Project:Infrastructure/Shopping list

From Gentoo Wiki
Jump to:navigation Jump to:search

This page is used to list things on infra's shopping list. The goal is to solicit feedback from the community on available options and pricing.

As of June 2022, the necessary purchases have been made and the hardware has been installed at OSUOSL.

Switch

Networking Executive Summary

Replace dead & loaner network hardware, with new systems capable of supporting future needs.

Rationale

We have a temporary loaner switch at the Oregon State University Open Source Lab (OSUOSL), this is because the Cisco WS-C2970G-24T-E switch purchased in 2011 had failed during 2020. OSUOSL wants their loaner back, so we need new switchgear.
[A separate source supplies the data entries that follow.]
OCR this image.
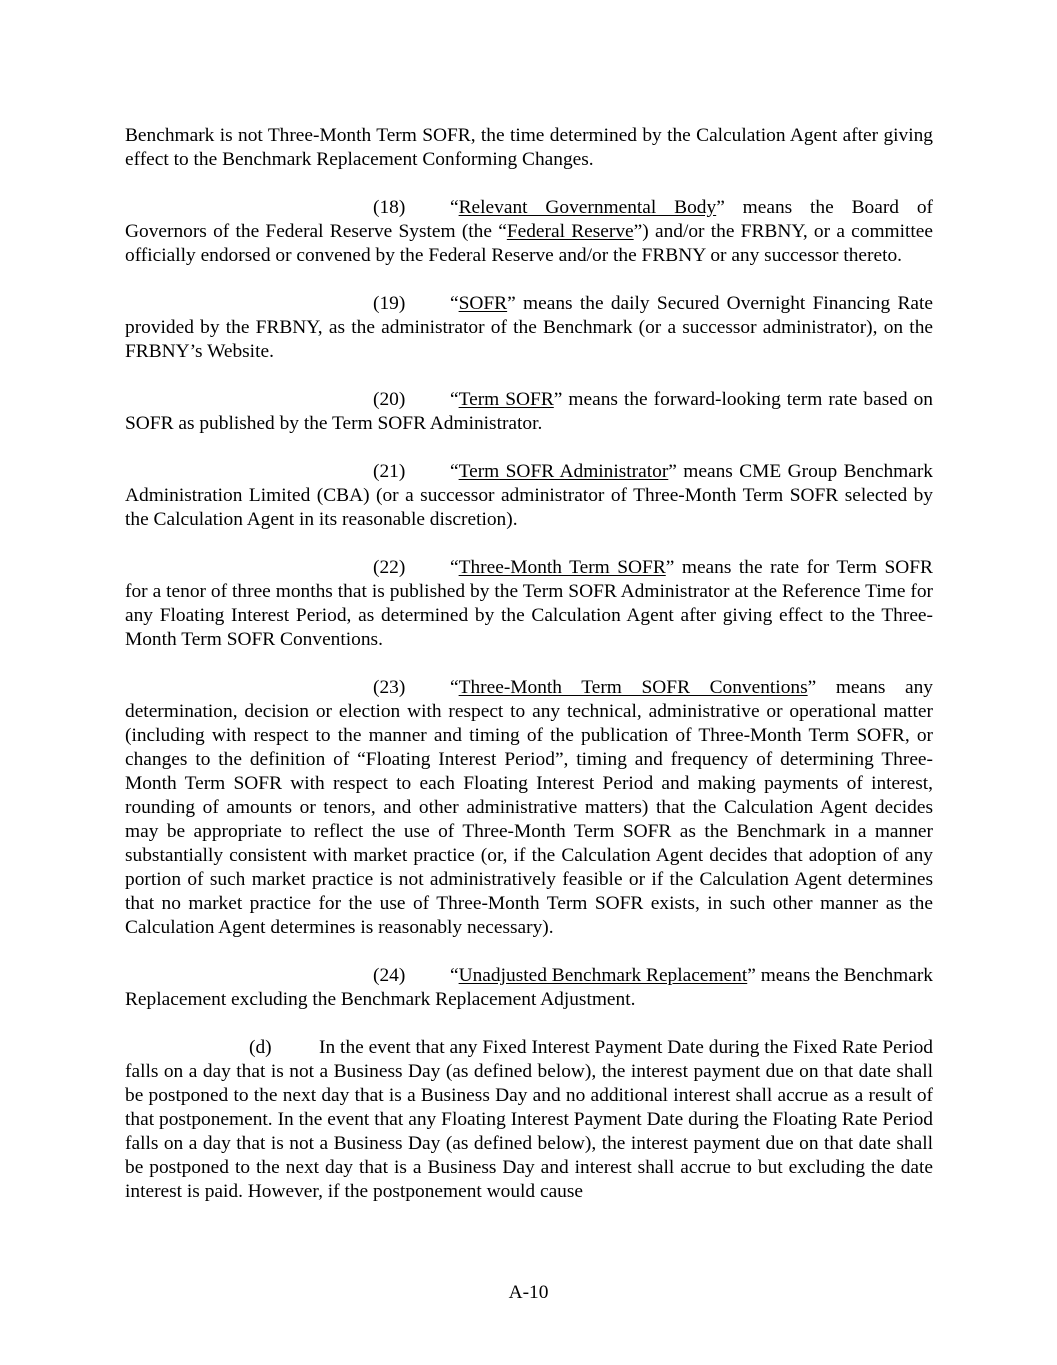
Benchmark is not Three-Month Term SOFR, the time determined by the Calculation Agent after giving effect to the Benchmark Replacement Conforming Changes.

(18) “Relevant Governmental Body” means the Board of Governors of the Federal Reserve System (the “Federal Reserve”) and/or the FRBNY, or a committee officially endorsed or convened by the Federal Reserve and/or the FRBNY or any successor thereto.

(19) “SOFR” means the daily Secured Overnight Financing Rate provided by the FRBNY, as the administrator of the Benchmark (or a successor administrator), on the FRBNY’s Website.

(20) “Term SOFR” means the forward-looking term rate based on SOFR as published by the Term SOFR Administrator.

(21) “Term SOFR Administrator” means CME Group Benchmark Administration Limited (CBA) (or a successor administrator of Three-Month Term SOFR selected by the Calculation Agent in its reasonable discretion).

(22) “Three-Month Term SOFR” means the rate for Term SOFR for a tenor of three months that is published by the Term SOFR Administrator at the Reference Time for any Floating Interest Period, as determined by the Calculation Agent after giving effect to the Three-Month Term SOFR Conventions.

(23) “Three-Month Term SOFR Conventions” means any determination, decision or election with respect to any technical, administrative or operational matter (including with respect to the manner and timing of the publication of Three-Month Term SOFR, or changes to the definition of “Floating Interest Period”, timing and frequency of determining Three-Month Term SOFR with respect to each Floating Interest Period and making payments of interest, rounding of amounts or tenors, and other administrative matters) that the Calculation Agent decides may be appropriate to reflect the use of Three-Month Term SOFR as the Benchmark in a manner substantially consistent with market practice (or, if the Calculation Agent decides that adoption of any portion of such market practice is not administratively feasible or if the Calculation Agent determines that no market practice for the use of Three-Month Term SOFR exists, in such other manner as the Calculation Agent determines is reasonably necessary).

(24) “Unadjusted Benchmark Replacement” means the Benchmark Replacement excluding the Benchmark Replacement Adjustment.

(d) In the event that any Fixed Interest Payment Date during the Fixed Rate Period falls on a day that is not a Business Day (as defined below), the interest payment due on that date shall be postponed to the next day that is a Business Day and no additional interest shall accrue as a result of that postponement. In the event that any Floating Interest Payment Date during the Floating Rate Period falls on a day that is not a Business Day (as defined below), the interest payment due on that date shall be postponed to the next day that is a Business Day and interest shall accrue to but excluding the date interest is paid. However, if the postponement would cause

A-10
The old switch provided multiple VLANs, which covered both OOB/IPMI as well as public/normal traffic.

Additionally, the hypervisor systems have high-bandwidth needs, and are presently using cross-over 10Gbit networking only, making it impossible to expand to more hypervisor systems or offer 10Gbit-or-better service to other hardware.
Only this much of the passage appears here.